Network virtualization is a promising solution to attack Internet ossification. Virtual network mapping (or embedding) problem is the core of it and is proved to be NP-hard. In this paper, virtual network mapping problem with survivability is formulated and solved with a heuristic algorithm. Firstly, network link resources are divided into primary flow resources and secondary flow resources. The former are used under normal network operation, whereas the latter are used as backup resources once the networks fail. Secondly, we introduce a novel metric named global resource capacity (GRC) which is recently proposed for measuring node mapping capacity to improve network load balance. At last, a heuristic survivable virtual network embedding algorithm (GRC-SVNE) is proposed. In node mapping phase, we calculate the mapping capacity of all nodes and then some nodes are selected as candidate nodes for virtual network embedding and the goal is to improve mapping successful ratio. After that, link mapping is performed with Dijkstra algorithm.
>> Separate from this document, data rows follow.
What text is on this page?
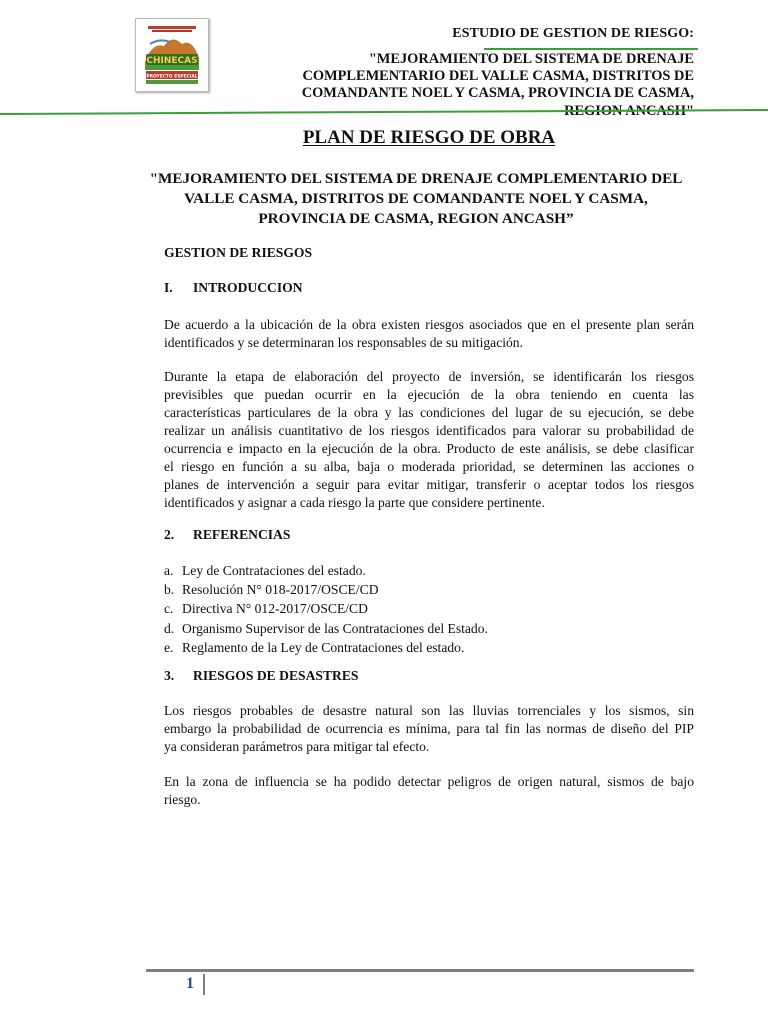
CHINECAS
PROYECTO ESPECIAL
ESTUDIO DE GESTION DE RIESGO:
"MEJORAMIENTO DEL SISTEMA DE DRENAJE
COMPLEMENTARIO DEL VALLE CASMA, DISTRITOS DE
COMANDANTE NOEL Y CASMA, PROVINCIA DE CASMA,
REGION ANCASH"
PLAN DE RIESGO DE OBRA
"MEJORAMIENTO DEL SISTEMA DE DRENAJE COMPLEMENTARIO DEL
VALLE CASMA, DISTRITOS DE COMANDANTE NOEL Y CASMA,
PROVINCIA DE CASMA, REGION ANCASH”
GESTION DE RIESGOS
I. INTRODUCCION
De acuerdo a la ubicación de la obra existen riesgos asociados que en el presente plan serán
identificados y se determinaran los responsables de su mitigación.
Durante la etapa de elaboración del proyecto de inversión, se identificarán los riesgos
previsibles que puedan ocurrir en la ejecución de la obra teniendo en cuenta las
características particulares de la obra y las condiciones del lugar de su ejecución, se debe
realizar un análisis cuantitativo de los riesgos identificados para valorar su probabilidad de
ocurrencia e impacto en la ejecución de la obra. Producto de este análisis, se debe clasificar
el riesgo en función a su alba, baja o moderada prioridad, se determinen las acciones o
planes de intervención a seguir para evitar mitigar, transferir o aceptar todos los riesgos
identificados y asignar a cada riesgo la parte que considere pertinente.
2. REFERENCIAS
a. Ley de Contrataciones del estado.
b. Resolución N° 018-2017/OSCE/CD
c. Directiva N° 012-2017/OSCE/CD
d. Organismo Supervisor de las Contrataciones del Estado.
e. Reglamento de la Ley de Contrataciones del estado.
3. RIESGOS DE DESASTRES
Los riesgos probables de desastre natural son las lluvias torrenciales y los sismos, sin
embargo la probabilidad de ocurrencia es mínima, para tal fin las normas de diseño del PIP
ya consideran parámetros para mitigar tal efecto.
En la zona de influencia se ha podido detectar peligros de origen natural, sismos de bajo
riesgo.
1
Simulation results show that GRC-SVNE outperforms the traditional greedy algorithm (GREEDY), randomized algorithm (R-ViNE) as well as deterministic algorithm (D-ViNE) and demonstrates desirable results in terms of acceptance ratio, network load balance and network revenue.

Keywords

Heuristic algorithm Network failure Survivability Load balance 

Notes

Acknowledgements

This study was funded by the National Natural Science Foundation of China (61373149, 61672329) and Shandong Provincial Natural Science Foundation for Young Scholars of China (Grant No. ZR2017QF008).

Compliance with ethical standards

Conflict of interest

There is no conflict of interest.

Human participants or animals

This article does not contain any studies with human participants or animals performed by any of the authors.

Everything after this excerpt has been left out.